When Paul exhorted the Corinthians, "Be ye steadfast, unmoveable..." (I Cor. 15.58), he surely had in mind that quality of life that often creates in others a desire to emulate the CONDUCT of the person whose actions are governed by high principles. Is it not true that a disposition to imitate is observable in the human race? The boy, seeing his father chopping wood, must have an axe and a saw. This desire is in the very heart of man, for God has put it there, and it is this desire which, when actuated by the Holy Spirit, leads on to higher heights and deeper depths, creating a hunger, such as finds expression in the prayer of the apostle: "Not as though I had already attained, either were already perfect: but I follow after, if that I may apprehend that for which also I am apprehended of Christ Jesus" (Phil. 3.12), or in the words of the hymn writer:
"More about Jesus let me learn,
More of His holy will discern;
Spirit of God, my teacher be,
Showing the things of Christ to me."
I read somewhere that in a certain cemetery a small white stone marked the grave of a young child.

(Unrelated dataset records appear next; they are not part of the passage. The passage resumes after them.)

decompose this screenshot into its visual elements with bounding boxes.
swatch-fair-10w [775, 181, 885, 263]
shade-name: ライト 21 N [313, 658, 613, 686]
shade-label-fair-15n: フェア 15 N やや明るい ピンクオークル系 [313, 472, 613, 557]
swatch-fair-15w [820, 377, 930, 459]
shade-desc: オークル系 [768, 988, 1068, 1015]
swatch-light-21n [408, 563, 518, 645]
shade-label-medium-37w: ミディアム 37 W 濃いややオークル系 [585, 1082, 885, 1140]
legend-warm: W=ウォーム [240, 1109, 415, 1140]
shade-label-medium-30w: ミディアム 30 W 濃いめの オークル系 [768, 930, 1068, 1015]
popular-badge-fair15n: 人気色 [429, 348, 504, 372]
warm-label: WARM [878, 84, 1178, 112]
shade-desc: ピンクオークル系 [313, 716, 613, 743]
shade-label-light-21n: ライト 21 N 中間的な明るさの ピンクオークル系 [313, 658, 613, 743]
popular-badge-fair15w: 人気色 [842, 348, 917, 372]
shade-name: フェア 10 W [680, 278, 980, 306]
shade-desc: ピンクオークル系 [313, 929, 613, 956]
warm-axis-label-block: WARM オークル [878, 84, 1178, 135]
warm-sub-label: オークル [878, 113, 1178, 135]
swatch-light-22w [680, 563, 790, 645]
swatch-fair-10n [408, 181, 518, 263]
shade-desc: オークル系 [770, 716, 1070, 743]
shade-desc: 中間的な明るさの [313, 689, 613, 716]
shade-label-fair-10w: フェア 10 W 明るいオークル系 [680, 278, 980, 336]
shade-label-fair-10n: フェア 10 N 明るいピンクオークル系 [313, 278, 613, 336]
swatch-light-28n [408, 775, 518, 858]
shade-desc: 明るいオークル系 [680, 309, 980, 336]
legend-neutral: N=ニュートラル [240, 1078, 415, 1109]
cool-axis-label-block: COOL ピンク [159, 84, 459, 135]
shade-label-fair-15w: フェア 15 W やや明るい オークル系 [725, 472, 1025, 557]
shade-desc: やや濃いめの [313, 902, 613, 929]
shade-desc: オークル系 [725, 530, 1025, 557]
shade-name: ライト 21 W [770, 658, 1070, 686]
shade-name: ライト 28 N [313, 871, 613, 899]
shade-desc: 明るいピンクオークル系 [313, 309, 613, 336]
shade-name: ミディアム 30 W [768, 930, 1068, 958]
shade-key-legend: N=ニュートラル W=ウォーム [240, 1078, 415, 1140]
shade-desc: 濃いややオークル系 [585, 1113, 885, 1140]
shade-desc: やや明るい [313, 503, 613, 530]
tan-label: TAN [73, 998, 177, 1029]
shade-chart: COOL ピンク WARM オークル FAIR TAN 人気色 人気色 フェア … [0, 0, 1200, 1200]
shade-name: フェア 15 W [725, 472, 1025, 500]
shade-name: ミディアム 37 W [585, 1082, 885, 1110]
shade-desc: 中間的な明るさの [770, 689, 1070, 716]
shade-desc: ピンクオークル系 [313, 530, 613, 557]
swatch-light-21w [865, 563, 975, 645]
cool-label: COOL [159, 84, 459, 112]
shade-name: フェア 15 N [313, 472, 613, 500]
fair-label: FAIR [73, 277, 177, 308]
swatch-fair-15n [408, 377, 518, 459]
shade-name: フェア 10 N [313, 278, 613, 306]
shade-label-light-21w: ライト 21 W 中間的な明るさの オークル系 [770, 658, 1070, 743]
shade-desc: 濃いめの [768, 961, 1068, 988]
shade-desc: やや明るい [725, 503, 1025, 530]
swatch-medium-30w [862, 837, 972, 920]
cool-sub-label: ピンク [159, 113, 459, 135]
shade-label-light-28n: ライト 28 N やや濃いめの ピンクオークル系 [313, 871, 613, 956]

On the stone these words were chiseled: "A little child of whom her playmates said, 'It was easier to be good when she was with us'." Such was the conduct of a little girl.
During the revival in Lewis I was led to speak to a company of young converts from the text: "Am I my brother's keeper?" (Gen. 4.9), stressing the point that men judge us, not by what we say, but by what we are and do. At the close of the meeting an elderly man who had recently found the Saviour, came to me and said very brokenly: "I am a living evidence of the tragedy of a wasted influence. What would I not give to recall the wasted years!" If to be forewarned is to be forearmed, let us heed the warning: "He that soweth to his flesh shall of the flesh reap corruption" (Gal. 6.8).
Our Lord used His teaching as a guide to our CONDUCT, and we would do well to remember that there is no discipleship without the attempt at imitation. "Be ye followers of me, even as I also am of Christ" (I Cor. 11.1) is a Scriptural injunction. What is the worth of a discipleship which, day by day, contradicts Christ's life? It was John Stuart Mill who said, as quoted by Alexander MacLaren: "There was no better rule for life than to do as Christ would have done." Christ's own words to His disciples are clear and emphatic: "Ye call Me Master and Lord: and ye say well; for so I am... For I have given you an example, that ye should do as I have done to you" (John 13.13-15).
So let us bow to His kingly rule, and do those things that are pleasing in His sight.